Jun 24 2020

Paper Girls Vol. 1-5 by Brian K. Vaughan, Cliff Chiang, Matthew Wilson & Jared K. Fletcher

Imagine if the D&D-playing nerds of Stranger Things were four badass girls with paper routes, and you’ll get a decent idea of where this comic book series begins. Tho, tbf, this setting feels less Stranger Things than (at least the roleplaying version of) Tales From The Loop, as its 80s setting is of a decidedly more sci-fi bent than fantasy horror.

Anyway, the first book begins the morning after Halloween, when 12 year-old Erin Tieng has to get up at the crack of dawn to deliver newspapers in her small Ohio town of Stony Stream. An unpleasant run-in with entitled teenage jerks still running around from the night before is mercifully brought to a close by the three other female paper girls of their community: tough girl and pioneering paper girl Mac; field hockey stick-wielding KJ, and brainy Tiffany. They adopt Erin into their circle just as things go completely sideways and upside down.

Vol Two finds the girls unsure of whom to trust after KJ disappears and multiple Erins abound. While we learn a little more about the mysterious entities chasing down the Paper Girls, this volume focuses on 12 year-old Erin’s relationship with grown-up Erin, making for both compelling and heart-warming reading.

Vol Three finds the girls thrown back millenia to accidentally encounter the very first time traveler, as we dive into KJ’s psyche. While trying to help a girl from the ancient past, they discover what might be a way to solve the entire problem from the get-go, only to have everything go very wrong in the end.

In Vol 4, the girls are lost in the year 2000, and run into future Tiffany as well as a comic creator who might be one panel short of a strip. The war between the Old Timers and their descendants gets even more heated, as one casualty causes the man in charge to go ballistic. The girls escape Y2K only to find themselves in a far future Cleveland, Ohio in Vol 5, when I finally connect the dots and have a miniature freak out as to whom some of the most important characters actually are.

This is an extremely lively, fast-paced jaunt through space and time, folding scientific concepts and conundrums seamlessly into a whip smart narrative featuring four strong female leads who always read like authentic people. The art is relentlessly terrific, with Cliff Chiang’s clean, muscular lines and impeccable ability to differentiate between even minor characters given room to strut and play. The action is as strong as the emotion, and both perfectly match the scripting. Matthew Wilson’s colors are also superb, bringing to mind the best of Glynis Oliver’s work, tho with much more color blocking to suit the needs/aesthetics of the story. I also haven’t been this impressed by lettering since I was first introduce to Nate Piekos and Blambot via the X-Statix books! I kinda want to take the time to decode Jared K Fletcher’s ciphered script but also I’m lazy and have so much reading to do, so look forward to having it all eventually laid out for me.

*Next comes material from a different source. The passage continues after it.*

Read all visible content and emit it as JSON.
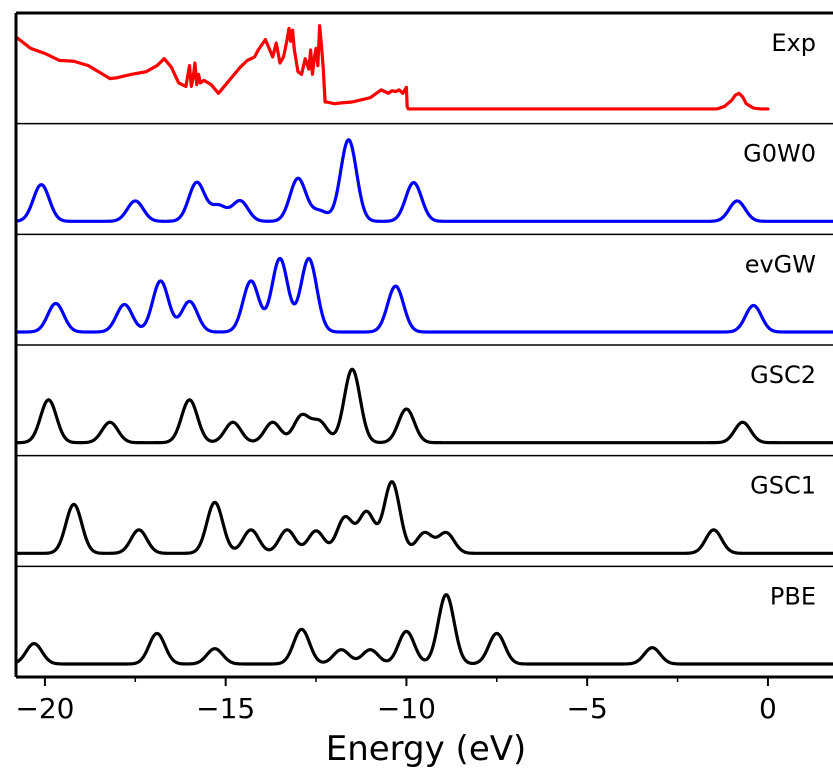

This is such a great team putting out a really terrific title and I can’t wait to start the Hugo nominated 6th volume, which will be getting a review page all its own. I’m only sad that it looks as though the sixth might well be the final, but I can totally appreciate choosing a finite number of issues in which to tell a complete story. Given the amount of thought put into these volumes so far, it’s no surprise that the whole thing has been carefully planned from the start, with terrific callbacks in each volume to what might have seemed a throwaway detail in preceding ones. If you can remember living through the 1980s, or if you remember what it was like to be a 12 year-old girl, or even if you just enjoy a kick-ass, intelligent story about time travel, you should absolutely read these books.